Pendant plus de trente ans, l’inflation étant faible et peu volatile, les responsables de politique économique ont pu croire qu’ils avaient définitivement résolu une partie du problème et qu’il leur suffisait de se concentrer sur l’autre. Quand l’économie tombait en récession, la réaction évidente était d’assouplir la politique économique, en particulier la politique monétaire, pour soutenir la demande et l’emploi sans craindre un dérapage des prix.

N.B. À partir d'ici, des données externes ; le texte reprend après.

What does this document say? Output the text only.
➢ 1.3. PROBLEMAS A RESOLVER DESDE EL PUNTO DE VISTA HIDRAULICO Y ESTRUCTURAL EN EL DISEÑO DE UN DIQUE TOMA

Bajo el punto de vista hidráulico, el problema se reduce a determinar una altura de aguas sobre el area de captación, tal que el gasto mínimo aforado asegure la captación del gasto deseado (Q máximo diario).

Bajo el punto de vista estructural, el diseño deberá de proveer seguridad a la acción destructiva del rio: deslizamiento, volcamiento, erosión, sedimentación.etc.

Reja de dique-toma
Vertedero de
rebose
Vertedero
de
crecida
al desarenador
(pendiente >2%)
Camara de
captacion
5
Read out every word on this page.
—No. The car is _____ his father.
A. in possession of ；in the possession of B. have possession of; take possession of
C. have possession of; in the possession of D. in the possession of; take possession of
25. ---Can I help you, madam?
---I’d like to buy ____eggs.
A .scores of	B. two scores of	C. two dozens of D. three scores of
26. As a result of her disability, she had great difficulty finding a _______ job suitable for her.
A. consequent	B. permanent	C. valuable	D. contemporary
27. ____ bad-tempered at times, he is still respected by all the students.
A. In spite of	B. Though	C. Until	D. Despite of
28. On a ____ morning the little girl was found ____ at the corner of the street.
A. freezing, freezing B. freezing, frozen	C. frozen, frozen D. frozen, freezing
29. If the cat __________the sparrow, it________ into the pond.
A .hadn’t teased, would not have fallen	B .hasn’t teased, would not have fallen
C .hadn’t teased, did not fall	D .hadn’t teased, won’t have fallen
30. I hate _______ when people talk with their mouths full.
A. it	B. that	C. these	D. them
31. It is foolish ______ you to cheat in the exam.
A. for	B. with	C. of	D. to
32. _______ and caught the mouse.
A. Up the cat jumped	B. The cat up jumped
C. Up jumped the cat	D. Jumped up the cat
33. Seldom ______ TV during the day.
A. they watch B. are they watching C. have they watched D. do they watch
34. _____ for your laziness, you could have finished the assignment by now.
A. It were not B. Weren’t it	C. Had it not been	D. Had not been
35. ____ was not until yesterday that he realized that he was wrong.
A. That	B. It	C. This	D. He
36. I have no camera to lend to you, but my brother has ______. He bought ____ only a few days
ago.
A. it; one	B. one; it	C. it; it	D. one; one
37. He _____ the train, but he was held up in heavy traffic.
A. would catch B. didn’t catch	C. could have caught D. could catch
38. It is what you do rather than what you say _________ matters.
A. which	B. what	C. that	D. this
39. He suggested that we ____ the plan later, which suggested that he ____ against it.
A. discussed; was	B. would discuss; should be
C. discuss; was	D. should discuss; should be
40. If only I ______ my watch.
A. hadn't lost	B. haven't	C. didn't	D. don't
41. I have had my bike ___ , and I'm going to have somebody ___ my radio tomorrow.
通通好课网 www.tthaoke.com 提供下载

Dorénavant le problème est tout autre. L’inflation ne cesse de monter et n’est pas loin de 10% en zone euro. Après une accélération exceptionnelle en 2021, la croissance économique a fortement ralenti. De plus, comme la guerre en Ukraine a amplifié la crise énergétique au point de faire craindre un rationnement l’hiver prochain, le risque de récession augmente. Cette fois-ci, les deux objectifs appellent des réactions contraires de la politique économique. Combattre l’inflation demande un resserrement monétaire qui pèsera sur la croissance et provoquera une hausse du chômage.

Tout indique que les Européens sont aussi angoissés que les Américains par l’envolée des prix.

Ainsi, il faut choisir entre stabilité des prix ou stabilité de l’emploi. Pour trouver la bonne réponse, il faut considérer la nature du choc d’inflation et la répartition des coûts.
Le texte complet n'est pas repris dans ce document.